All kick ass. Just make sure you get the proper lense.


----------



## kung-POW (Mar 16, 2011)

I own a pair of Smith io's and Electric EG2's. In terms of Peripheral vision, the eg2's have a slight advantage, but depending on the weather, they fog like no tomorrow!! I actually have to bring both pairs up the mountain just in case. So to answer your question, I'd recommend the Smith io. Nice viewing angles and barely ever failed on me in the fogging dept.


----------



## andreas (Mar 20, 2011)

Although I have never used goggles other than my io's, they are freaking amazing and NEVER fogged on me. Changing lenses is fantastically quick, and they have a unique look to them that other goggles don't have.


----------



## IBZ (Jan 4, 2011)

I love my POC Lobes. It has NEVER fogged on me, ever. Incredibly comfortable, huge spherical frameless design and makes you look like a jet pilot. Stand out from the Oakley and Smith crowd.


----------



## HoboMaster (May 16, 2010)

Qball said:


> The
> 
> They're coming out with a an I/O type frameless goggle


I've seen them, they looks absolutely stupid, like your fucking landing on the moon...


----------



## Rufus (Nov 7, 2008)

legallyillegal said:


> feenoms dont compare to the eg2 in terms of size


You're correct that they don't compare in terms of overall size but the Feenoms do have a wide field of vision that competes with the EG2. The Feenoms are not as wide vertically but the horizontal field of view is great. I love the look of the Smith I/O but for me the EG2 and Feenom fit much better.


----------



## HoboMaster (May 16, 2010)

Rufus said:


> You're correct that they don't compare in terms of overall size but the Feenoms do have a wide field of vision that competes with the EG2. The Feenoms are not as wide vertically but the horizontal field of view is great. I love the look of the Smith I/O but for me the EG2 and Feenom fit much better.

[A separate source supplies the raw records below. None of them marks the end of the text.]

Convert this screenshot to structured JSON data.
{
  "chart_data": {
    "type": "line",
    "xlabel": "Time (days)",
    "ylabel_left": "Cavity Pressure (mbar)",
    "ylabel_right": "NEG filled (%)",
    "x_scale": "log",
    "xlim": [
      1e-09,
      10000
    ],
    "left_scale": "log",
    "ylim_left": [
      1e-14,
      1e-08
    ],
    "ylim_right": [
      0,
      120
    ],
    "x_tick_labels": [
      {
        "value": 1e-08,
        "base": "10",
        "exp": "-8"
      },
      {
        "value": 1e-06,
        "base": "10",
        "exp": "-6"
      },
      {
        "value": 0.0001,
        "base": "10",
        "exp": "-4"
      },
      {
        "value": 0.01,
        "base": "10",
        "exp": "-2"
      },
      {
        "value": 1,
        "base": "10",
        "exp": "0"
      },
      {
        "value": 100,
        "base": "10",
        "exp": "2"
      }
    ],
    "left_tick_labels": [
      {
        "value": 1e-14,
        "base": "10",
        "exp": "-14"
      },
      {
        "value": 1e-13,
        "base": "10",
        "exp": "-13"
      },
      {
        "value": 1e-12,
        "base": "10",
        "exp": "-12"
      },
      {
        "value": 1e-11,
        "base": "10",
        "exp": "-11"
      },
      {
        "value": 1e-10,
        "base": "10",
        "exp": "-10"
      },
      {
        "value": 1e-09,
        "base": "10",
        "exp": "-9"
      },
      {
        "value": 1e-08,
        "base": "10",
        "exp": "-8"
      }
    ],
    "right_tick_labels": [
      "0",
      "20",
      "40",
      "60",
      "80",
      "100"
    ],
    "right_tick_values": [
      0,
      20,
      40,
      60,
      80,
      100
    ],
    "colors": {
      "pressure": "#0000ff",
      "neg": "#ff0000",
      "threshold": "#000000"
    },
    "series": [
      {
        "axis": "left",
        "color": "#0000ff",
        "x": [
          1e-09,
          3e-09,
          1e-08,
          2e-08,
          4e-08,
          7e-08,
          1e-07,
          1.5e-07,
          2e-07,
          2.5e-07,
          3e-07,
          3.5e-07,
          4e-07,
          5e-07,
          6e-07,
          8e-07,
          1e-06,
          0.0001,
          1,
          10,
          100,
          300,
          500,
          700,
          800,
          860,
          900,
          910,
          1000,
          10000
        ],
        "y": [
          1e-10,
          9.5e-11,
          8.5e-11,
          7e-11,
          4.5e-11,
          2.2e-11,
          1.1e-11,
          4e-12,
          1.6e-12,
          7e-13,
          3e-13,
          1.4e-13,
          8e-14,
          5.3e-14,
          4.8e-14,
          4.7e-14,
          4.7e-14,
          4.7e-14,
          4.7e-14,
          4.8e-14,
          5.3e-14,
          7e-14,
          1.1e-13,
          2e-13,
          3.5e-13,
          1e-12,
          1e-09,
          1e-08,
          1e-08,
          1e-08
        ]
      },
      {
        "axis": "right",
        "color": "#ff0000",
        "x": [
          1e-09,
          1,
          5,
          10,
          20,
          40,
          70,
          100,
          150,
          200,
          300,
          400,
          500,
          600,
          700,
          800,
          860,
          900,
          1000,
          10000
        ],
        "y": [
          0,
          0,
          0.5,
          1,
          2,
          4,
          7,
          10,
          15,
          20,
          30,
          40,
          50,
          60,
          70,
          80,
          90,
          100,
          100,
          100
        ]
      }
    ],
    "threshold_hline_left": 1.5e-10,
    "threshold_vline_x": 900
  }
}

I really liked the Smith I/O as well, but they didn't fit that great, so I ended up with a pair of Oakley Splices.


----------



## 865'boarder (Sep 17, 2010)

Ashbury's have a pretty wide frame and I know quite a few people who really like them. I've heard good things about the EG2 from a some people too. I had some oakley A frames the past few seasons and never really liked em. I just got my ashbury's in today and I put them on and they are much wider (vertically and horizontally) than the A frames and the field of vision is greater which is nice. They're really comfortable too. I got mine for around $50 bucks shipped so I'm happy with em. Gonna try em out this summer at HCSC


----------